Residential vs Commercial Property Improvements

1. Landlord makes/pays for improvements and is reimbursed by the tenant as a substitute for rent - Rental income and depreciation for the Landlord in both commercial and residential scenarios.

A: correct. The landlord/owner "owns" the improvements and the landlord/owner is the one who depreciates the property improvement/asset. All monies paid to the landlord/owner by the tenant, is rental income. Period.

 

2. Landlord provides a cash allowance to the tenant to make improvements - Rental Income and depreciation to Tenant if commercial. Just Rental Income to Tenant if residential. Landlord amortizes as a lease acquisition cost in both residential and commercial scenarios.

Incorrect on both counts.  A "tenant" doesn't report "income" from a property they are paying rent for, unless they are sub-leasing to a third party and sub-leasing is permitted by the property owner.

Any way you look at this, the landlord/owner paid for the improvements and the landlord/owner owns those improvements. Only the landlord/owner will depreciate those improvements. All you've done here is make the tenant an unnecessary "middle-man" in the money path to pay for the improvements. Nothing is amortized. It's all capitalized and depreciated by the property owner.

On the commercial front, if the tenant is renting the commercial building and does a "build out" that they the tenant pay for with no reimbursement from the owner, then the tenant has what is referred to as "qualified improvement property" and the tenant claims and depreciates it on the tenant's tax return. Whereas if the landlord/owner pays for it, then it's just a standard property improvement that the landlord claims and depreciates.

 

3. Tenant makes/pays for improvements and agrees to have their rent reduced - The difference in reduction of rent from original amount is Rental Income to the Landlord in both commercial vs residential scenarios. No depreciation for Landlord. 

The fact the rent is reduced doesn't play into this. The commercial tenant has qualified improvement property the tenant paid for. The residential tenant has nothing, since they have no ownership in the property they improved. The residential owner has an increase in cost basis with that property improvement/depreciable asset since they own that residential property. It doesn't matter who paid for it either.

4 - Tenant moves out after improvements/lease ends - Unless improvements were tenant-specific (in that case they would be forced to be fully depreciated/written off), any improvements on the Landlords books would be kept to depreciate in both commercial vs residential scenarios.

For both commercial and residential, deprecation is "NEVER" written off.
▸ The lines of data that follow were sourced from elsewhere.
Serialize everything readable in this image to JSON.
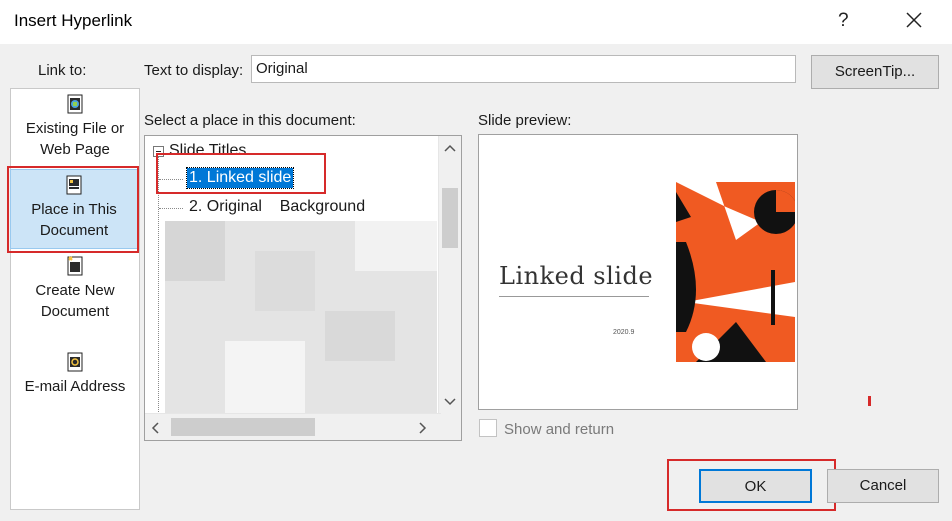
{
  "window": {
    "title": "Insert Hyperlink",
    "help": "?"
  },
  "linkto": {
    "label": "Link to:",
    "items": [
      {
        "label": "Existing File or Web Page",
        "selected": false,
        "icon": "globe-file-icon"
      },
      {
        "label": "Place in This Document",
        "selected": true,
        "icon": "document-place-icon"
      },
      {
        "label": "Create New Document",
        "selected": false,
        "icon": "new-document-icon"
      },
      {
        "label": "E-mail Address",
        "selected": false,
        "icon": "email-icon"
      }
    ]
  },
  "display": {
    "label": "Text to display:",
    "value": "Original",
    "screentip_label": "ScreenTip..."
  },
  "place": {
    "label": "Select a place in this document:",
    "root": "Slide Titles",
    "items": [
      {
        "label": "1. Linked slide",
        "selected": true
      },
      {
        "label": "2. Original    Background",
        "selected": false
      }
    ]
  },
  "preview": {
    "label": "Slide preview:",
    "slide_title": "Linked slide",
    "slide_date": "2020.9",
    "show_and_return": {
      "label": "Show and return",
      "checked": false,
      "enabled": false
    }
  },
  "buttons": {
    "ok": "OK",
    "cancel": "Cancel"
  },
  "colors": {
    "accent": "#0078d7",
    "selection": "#cce4f7",
    "highlight_box": "#d62a2a",
    "slide_orange": "#f05a22"
  }
}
Remember, depreciation is *NOT* a permanent deduction. That depreciation "HAS" to be recaptured at some point in time, and taxes *will* be paid on that recaptured depreciation. (There is one exception involving death, but I'm not going to get off on that tangent for your particular scenario.)
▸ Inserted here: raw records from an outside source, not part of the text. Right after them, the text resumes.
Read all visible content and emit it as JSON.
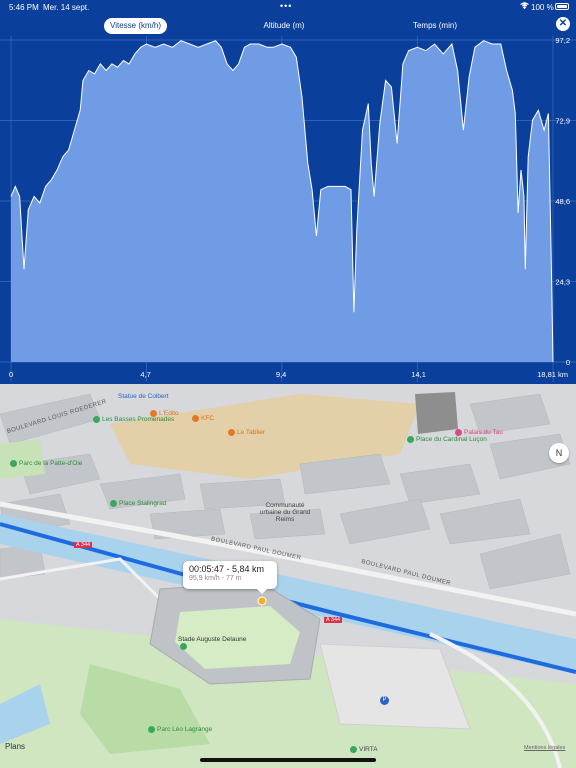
{
  "status_bar": {
    "time": "5:46 PM",
    "date": "Mer. 14 sept.",
    "dots": "•••",
    "wifi_icon": "wifi-icon",
    "battery_text": "100 %",
    "battery_icon": "battery-icon"
  },
  "tabs": [
    {
      "label": "Vitesse (km/h)",
      "active": true
    },
    {
      "label": "Altitude (m)",
      "active": false
    },
    {
      "label": "Temps (min)",
      "active": false
    }
  ],
  "close_icon": "close-icon",
  "chart_data": {
    "type": "area",
    "x_unit": "km",
    "xlim": [
      0,
      18.81
    ],
    "ylim": [
      0,
      97.2
    ],
    "y_ticks": [
      "97,2",
      "72,9",
      "48,6",
      "24,3",
      "0"
    ],
    "x_ticks": [
      "0",
      "4,7",
      "9,4",
      "14,1",
      "18,81 km"
    ],
    "x_tick_values": [
      0,
      4.7,
      9.4,
      14.1,
      18.81
    ],
    "grid": true,
    "colors": {
      "fill": "#6f9ce4",
      "line": "#ffffff",
      "background": "#0b3f9c",
      "grid": "#3d6cc0"
    },
    "points": [
      [
        0,
        50
      ],
      [
        0.15,
        53
      ],
      [
        0.3,
        50
      ],
      [
        0.45,
        28
      ],
      [
        0.6,
        46
      ],
      [
        0.8,
        50
      ],
      [
        1.0,
        48
      ],
      [
        1.2,
        53
      ],
      [
        1.4,
        55
      ],
      [
        1.6,
        58
      ],
      [
        1.8,
        62
      ],
      [
        2.0,
        64
      ],
      [
        2.2,
        70
      ],
      [
        2.4,
        76
      ],
      [
        2.5,
        85
      ],
      [
        2.7,
        88
      ],
      [
        2.9,
        87
      ],
      [
        3.1,
        90
      ],
      [
        3.3,
        88
      ],
      [
        3.5,
        90
      ],
      [
        3.7,
        89
      ],
      [
        3.9,
        91
      ],
      [
        4.1,
        90
      ],
      [
        4.3,
        93
      ],
      [
        4.5,
        95
      ],
      [
        4.7,
        96
      ],
      [
        5.0,
        95
      ],
      [
        5.3,
        96
      ],
      [
        5.6,
        95
      ],
      [
        5.9,
        97
      ],
      [
        6.2,
        96
      ],
      [
        6.5,
        95
      ],
      [
        6.8,
        96
      ],
      [
        7.1,
        97
      ],
      [
        7.3,
        95
      ],
      [
        7.5,
        90
      ],
      [
        7.7,
        88
      ],
      [
        7.9,
        90
      ],
      [
        8.1,
        95
      ],
      [
        8.3,
        96
      ],
      [
        8.6,
        96
      ],
      [
        8.9,
        95
      ],
      [
        9.1,
        95
      ],
      [
        9.4,
        96
      ],
      [
        9.7,
        95
      ],
      [
        9.9,
        92
      ],
      [
        10.1,
        80
      ],
      [
        10.3,
        60
      ],
      [
        10.45,
        52
      ],
      [
        10.6,
        38
      ],
      [
        10.75,
        52
      ],
      [
        11.0,
        53
      ],
      [
        11.3,
        53
      ],
      [
        11.6,
        53
      ],
      [
        11.8,
        52
      ],
      [
        11.9,
        15
      ],
      [
        12.0,
        40
      ],
      [
        12.2,
        70
      ],
      [
        12.4,
        78
      ],
      [
        12.5,
        60
      ],
      [
        12.6,
        50
      ],
      [
        12.8,
        72
      ],
      [
        13.0,
        85
      ],
      [
        13.2,
        83
      ],
      [
        13.4,
        66
      ],
      [
        13.6,
        90
      ],
      [
        13.8,
        94
      ],
      [
        14.1,
        95
      ],
      [
        14.4,
        94
      ],
      [
        14.7,
        96
      ],
      [
        15.0,
        93
      ],
      [
        15.3,
        96
      ],
      [
        15.5,
        88
      ],
      [
        15.7,
        70
      ],
      [
        15.9,
        86
      ],
      [
        16.1,
        95
      ],
      [
        16.4,
        97
      ],
      [
        16.7,
        96
      ],
      [
        17.0,
        96
      ],
      [
        17.2,
        88
      ],
      [
        17.4,
        82
      ],
      [
        17.5,
        75
      ],
      [
        17.6,
        45
      ],
      [
        17.7,
        58
      ],
      [
        17.8,
        50
      ],
      [
        17.85,
        28
      ],
      [
        17.95,
        62
      ],
      [
        18.1,
        73
      ],
      [
        18.3,
        76
      ],
      [
        18.5,
        70
      ],
      [
        18.65,
        75
      ],
      [
        18.75,
        30
      ],
      [
        18.81,
        0
      ]
    ]
  },
  "map": {
    "tooltip": {
      "title": "00:05:47 - 5,84 km",
      "subtitle": "95,9 km/h - 77 m"
    },
    "compass_label": "N",
    "labels": {
      "statue": "Statue de Colbert",
      "leditor": "L'Edito",
      "kfc": "KFC",
      "basses": "Les Basses Promenades",
      "tablier": "Le Tablier",
      "palais": "Palais du Tau",
      "place_luçon": "Place du Cardinal Luçon",
      "patte": "Parc de la Patte-d'Oie",
      "stalingrad": "Place Stalingrad",
      "communaute": "Communauté urbaine du Grand Reims",
      "stade": "Stade Auguste Delaune",
      "leo": "Parc Léo Lagrange",
      "virta": "VIRTA",
      "bd_roederer": "BOULEVARD LOUIS ROEDERER",
      "bd_doumer": "BOULEVARD PAUL DOUMER",
      "bd_doumer2": "BOULEVARD PAUL DOUMER",
      "a344": "A 344",
      "a344b": "A 344"
    },
    "plans_label": "Plans",
    "legal_label": "Mentions légales"
  }
}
On commercial property, when the lease ends and the tenant moves out, the owner "inherits" all of the tenants property improvements and all prior year's depreciation, and continues to depreciate based on the original "in service" date established by the tenant. This "inheritance" thus increases the owner's cost basis and benefits the departed tenant because it's the property owner, and not the departed tenant that will at some point in time, have to recapture all that depreciation and pay taxes on it.

On residential property this is not an issue to be considered since a tenant can not depreciate property they don't own. On the residential side, just because the tenant paid for it, does not make them the owner of it. As you're aware, this is not always the case on the commercial side, as it depends on the lease and how it's worded.

 

Residential vs Commercial Property Improvements

Thank you very much for taking the time to explain this! I appreciate it. Cheers.